Be impatient with action but patient with results
“Making money isn't hard in itself, what's hard is to earn it doing something worth devoting your life to.” - Carlos Ruiz Zafon from The Shadow of the Wind.
What do you love and hate about being a founder?
I love that I get to choose what I spend my day doing. Very few of my days are ever the same, which keeps me thinking outside the box and learning new skills I can apply to lots of areas of my life.
I wouldn't say that I hate being a solo founder, but it can get quite lonely spending a lot of time by yourself creating and building with nobody to share the journey with.
What do you do to look after your mental health as a founder?
Honestly, you need to talk. Talk to your friends, your family, and people you know care about your wellbeing.

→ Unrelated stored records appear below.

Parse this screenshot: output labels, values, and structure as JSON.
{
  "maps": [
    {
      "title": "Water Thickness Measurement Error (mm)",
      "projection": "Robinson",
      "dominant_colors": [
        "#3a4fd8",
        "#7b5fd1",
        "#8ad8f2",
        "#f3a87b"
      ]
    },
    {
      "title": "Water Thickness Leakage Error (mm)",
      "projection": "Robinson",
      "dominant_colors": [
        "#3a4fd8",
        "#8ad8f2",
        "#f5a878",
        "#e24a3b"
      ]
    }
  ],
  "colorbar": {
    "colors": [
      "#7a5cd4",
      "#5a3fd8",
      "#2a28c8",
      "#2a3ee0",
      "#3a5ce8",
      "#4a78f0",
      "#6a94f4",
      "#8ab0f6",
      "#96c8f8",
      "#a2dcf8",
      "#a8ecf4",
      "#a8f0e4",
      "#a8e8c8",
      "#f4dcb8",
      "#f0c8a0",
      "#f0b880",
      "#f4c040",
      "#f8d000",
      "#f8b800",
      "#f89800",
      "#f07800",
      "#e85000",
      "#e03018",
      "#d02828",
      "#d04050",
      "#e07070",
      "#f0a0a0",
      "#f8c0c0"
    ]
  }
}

I'm very fortunate to have a great network of supporters that have been cheering me on since day one. Especially my best friend Leo, who runs his own successful business. We talk about our problems and help each other work through them, and have since we were kids.
Life isn't single-player unless you're living in a forest, so find someone or a group that has your best interests at heart and start talking. You don't even have to take their advice, just talking for the sake of it usually leads to answers. I'm also one of those crazy people that get up at 5:30 to cycle, exercise, sauna, and cold dip into the ocean to start my day; that stuff does wonders.
Adding watching the sunrise into your morning routine is great for your circadian rhythm. Also, don't forget to get enough sleep - I have the mental capacity of a potato with less than 8 hours of sleep.
In a few words, sum up what it means to be the founder of a business.
Being a founder is like playing pinball. At the start, you have no idea what you should be doing or what you should be aiming for, but after enough mistakes, you see a pattern and become an expert.
What are the biggest pieces of advice you’d give to other founders?
Most things you want in life are on the other side of fear. Also, pick up the phone if you want results, email is snail mail.